With the new tax year you will have a number of opportunities:
  • new ISA allocation (for you - and possibly a spouse)
  • new payment into a company pension or SiPP (for you or another member of your family)
  • managing your tax affairs, if they are more complicated
  • reviewing annual deals with utilities, Sky or cable operator

The New Financial Year also gives a reason to review your expenditure, to see whether there is anything that is no longer essential.

So, my 10 Financial Resolutions are as follows - with a link to the relevant level of the DIY Income Investor Income Pyramid:

1) Review my current account - my preferred provider, Lloyds TSB has reduced the interest on offer (Level 2).

2) Make my savings work harder by moving cash out of an easy access account to a fixed interest account (Level 3).

3) Cut out one item of regular expenditure - in my case this is buying books (from Charity shops): I'll use the library instead (Level 1).

4) Plan for major expenditure in the future (my children's University costs).

5) Continue to develop alternative income streams - such as this blog and selling on eBay (a new topic I'll need to develop).

6)  Hunt out the best utility deals - in my case, looking for the best replacement deals for electricity/gas supply (Level 1).

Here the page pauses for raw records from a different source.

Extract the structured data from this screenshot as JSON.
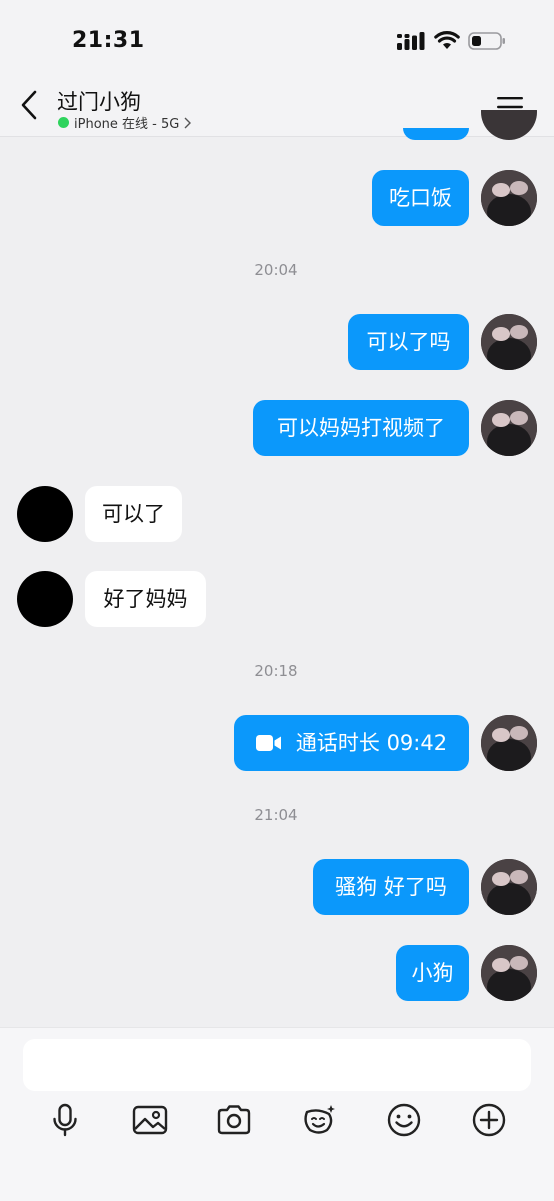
{
  "status_bar": {
    "time": "21:31"
  },
  "header": {
    "contact_name": "过门小狗",
    "presence": "iPhone 在线 - 5G"
  },
  "messages": [
    {
      "from": "me",
      "text": "吃口饭"
    },
    {
      "type": "time",
      "text": "20:04"
    },
    {
      "from": "me",
      "text": "可以了吗"
    },
    {
      "from": "me",
      "text": "可以妈妈打视频了"
    },
    {
      "from": "other",
      "text": "可以了"
    },
    {
      "from": "other",
      "text": "好了妈妈"
    },
    {
      "type": "time",
      "text": "20:18"
    },
    {
      "from": "me",
      "type": "call",
      "text": "通话时长 09:42"
    },
    {
      "type": "time",
      "text": "21:04"
    },
    {
      "from": "me",
      "text": "骚狗 好了吗"
    },
    {
      "from": "me",
      "text": "小狗"
    }
  ],
  "input": {
    "placeholder": ""
  },
  "toolbar": [
    "microphone-icon",
    "image-icon",
    "camera-icon",
    "sticker-icon",
    "emoji-icon",
    "plus-icon"
  ],
  "colors": {
    "outgoing_bubble": "#0b98fb",
    "incoming_bubble": "#ffffff",
    "online_dot": "#2ed35d",
    "background": "#efeff1"
  }
}
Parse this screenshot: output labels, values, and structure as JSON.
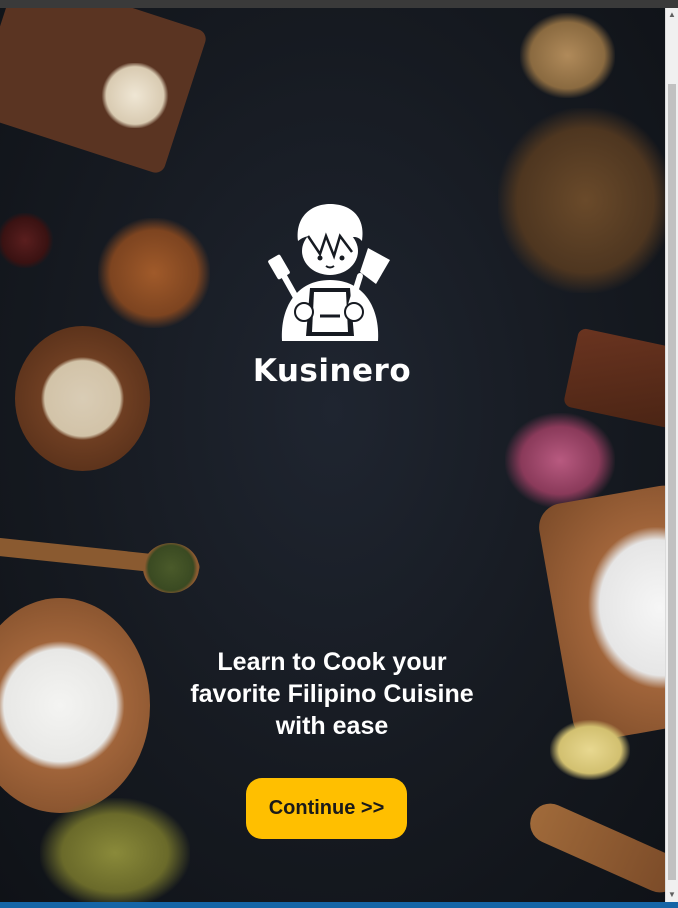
{
  "app": {
    "brand_name": "Kusinero",
    "tagline_line1": "Learn to Cook your",
    "tagline_line2": "favorite Filipino Cuisine",
    "tagline_line3": "with ease",
    "continue_label": "Continue >>"
  },
  "icons": {
    "logo": "chef-with-spatula-and-cleaver-icon"
  },
  "colors": {
    "background": "#161a21",
    "button": "#ffbf00",
    "button_text": "#1a1a1a",
    "text": "#ffffff",
    "taskbar": "#1565a6"
  }
}
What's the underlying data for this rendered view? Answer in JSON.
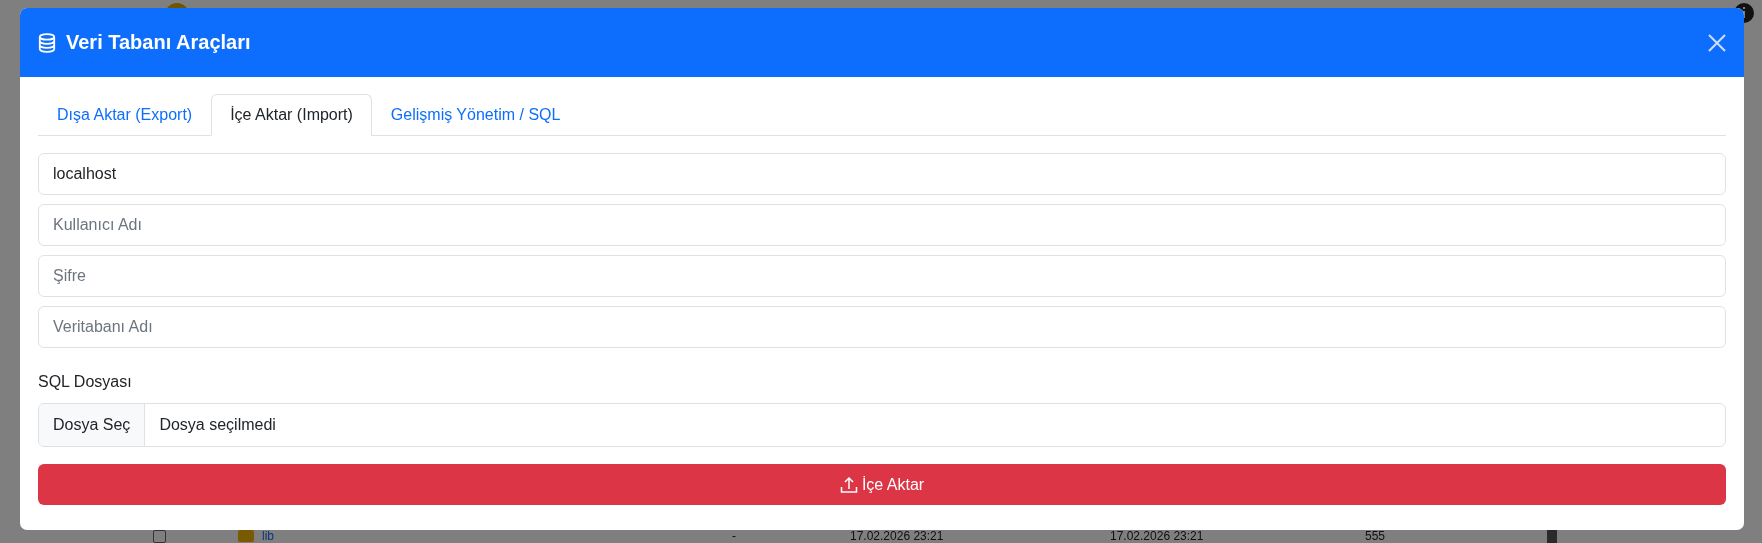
{
  "background": {
    "rows": [
      {
        "checked": false,
        "name": "lib",
        "cells": [
          "-",
          "17.02.2026 23:21",
          "17.02.2026 23:21",
          "555"
        ]
      }
    ]
  },
  "modal": {
    "title": "Veri Tabanı Araçları",
    "tabs": [
      {
        "label": "Dışa Aktar (Export)",
        "selected": false
      },
      {
        "label": "İçe Aktar (Import)",
        "selected": true
      },
      {
        "label": "Gelişmiş Yönetim / SQL",
        "selected": false
      }
    ],
    "fields": [
      {
        "value": "localhost"
      },
      {
        "placeholder": "Kullanıcı Adı"
      },
      {
        "placeholder": "Şifre"
      },
      {
        "placeholder": "Veritabanı Adı"
      }
    ],
    "file": {
      "label": "SQL Dosyası",
      "button": "Dosya Seç",
      "status": "Dosya seçilmedi"
    },
    "submit": "İçe Aktar"
  }
}
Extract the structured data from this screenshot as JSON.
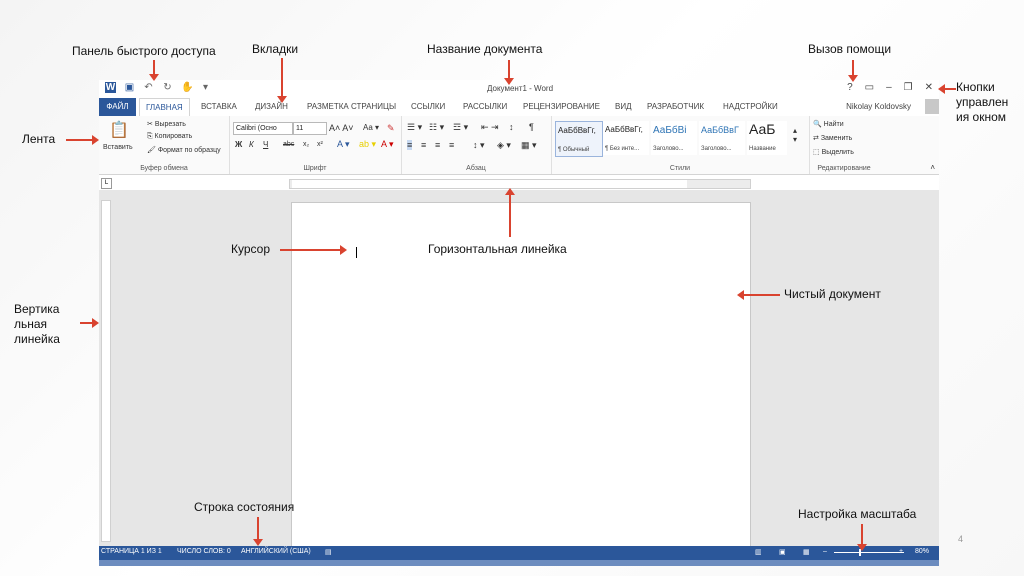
{
  "annotations": {
    "qat": "Панель быстрого доступа",
    "tabs": "Вкладки",
    "doc_name": "Название документа",
    "help": "Вызов помощи",
    "window_controls": "Кнопки управлен ия окном",
    "ribbon": "Лента",
    "cursor": "Курсор",
    "h_ruler": "Горизонтальная линейка",
    "blank_doc": "Чистый документ",
    "v_ruler": "Вертика льная линейка",
    "status_bar": "Строка состояния",
    "zoom": "Настройка масштаба"
  },
  "colors": {
    "arrow": "#d9432f",
    "word_blue": "#2b579a"
  },
  "word": {
    "title": "Документ1 - Word",
    "user": "Nikolay Koldovsky",
    "controls": {
      "help": "?",
      "display": "▭",
      "minimize": "–",
      "restore": "❐",
      "close": "✕"
    },
    "tabs": [
      "ФАЙЛ",
      "ГЛАВНАЯ",
      "ВСТАВКА",
      "ДИЗАЙН",
      "РАЗМЕТКА СТРАНИЦЫ",
      "ССЫЛКИ",
      "РАССЫЛКИ",
      "РЕЦЕНЗИРОВАНИЕ",
      "ВИД",
      "РАЗРАБОТЧИК",
      "НАДСТРОЙКИ"
    ],
    "ribbon": {
      "clipboard": {
        "paste": "Вставить",
        "cut": "Вырезать",
        "copy": "Копировать",
        "format": "Формат по образцу",
        "name": "Буфер обмена"
      },
      "font": {
        "family": "Calibri (Осно",
        "size": "11",
        "name": "Шрифт",
        "bold": "Ж",
        "italic": "К",
        "underline": "Ч",
        "strike": "abc",
        "sub": "x₂",
        "sup": "x²"
      },
      "paragraph": {
        "name": "Абзац"
      },
      "styles": {
        "name": "Стили",
        "items": [
          {
            "sample": "АаБбВвГг,",
            "label": "¶ Обычный"
          },
          {
            "sample": "АаБбВвГг,",
            "label": "¶ Без инте..."
          },
          {
            "sample": "АаБбВі",
            "label": "Заголово..."
          },
          {
            "sample": "АаБбВвГ",
            "label": "Заголово..."
          },
          {
            "sample": "АаБ",
            "label": "Название"
          }
        ]
      },
      "editing": {
        "find": "Найти",
        "replace": "Заменить",
        "select": "Выделить",
        "name": "Редактирование"
      }
    },
    "status": {
      "page": "СТРАНИЦА 1 ИЗ 1",
      "words": "ЧИСЛО СЛОВ: 0",
      "lang": "АНГЛИЙСКИЙ (США)",
      "zoom": "80%"
    }
  },
  "page_number": "4"
}
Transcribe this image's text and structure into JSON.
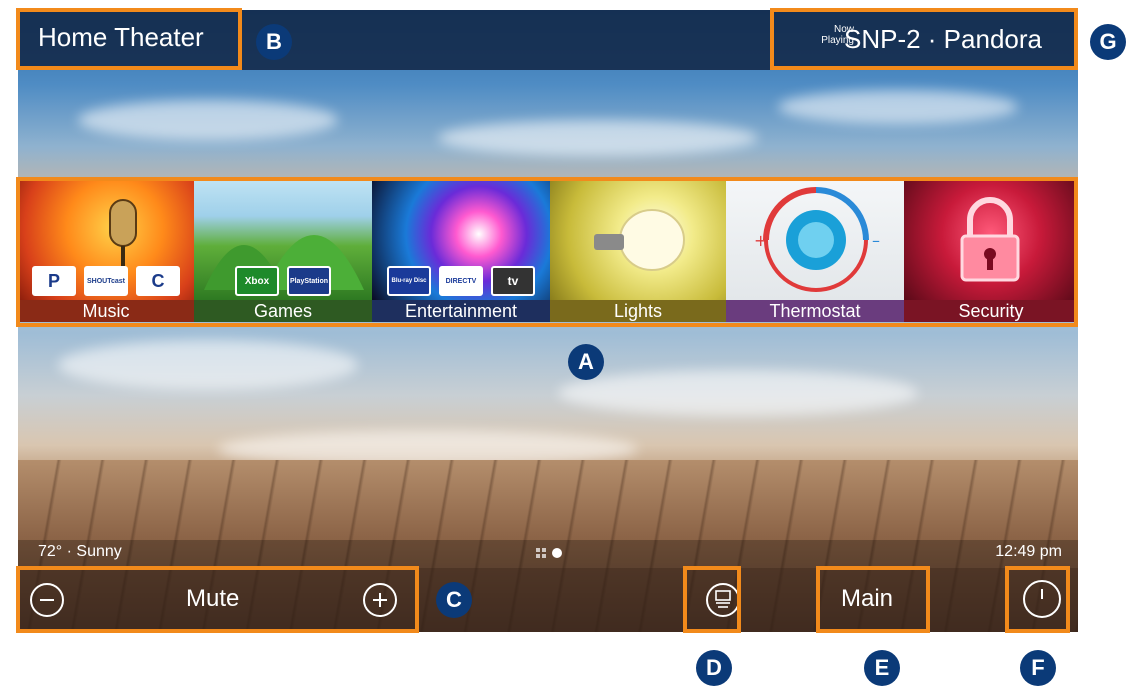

7) Make the most of tax breaks (UK) - pay the full allocation into my ISA and my spouse's ISA and SiPP.

8) Investigate new fixed-income investments, such as PIBS (Level 7)

9) Refine my selection process for high-yield dividend shares (Level 6)

10) Invest in my health - to maximise the time I will be able to enjoy the financial benefits of being a DIY Income Investor (more about this to come...)

So, plenty to do over the coming 12 (financial) months!

I am not a financial advisor and the information provided does not constitute financial advice. You should always do your own research on top of what you learn here to ensure that it's right for your specific circumstances.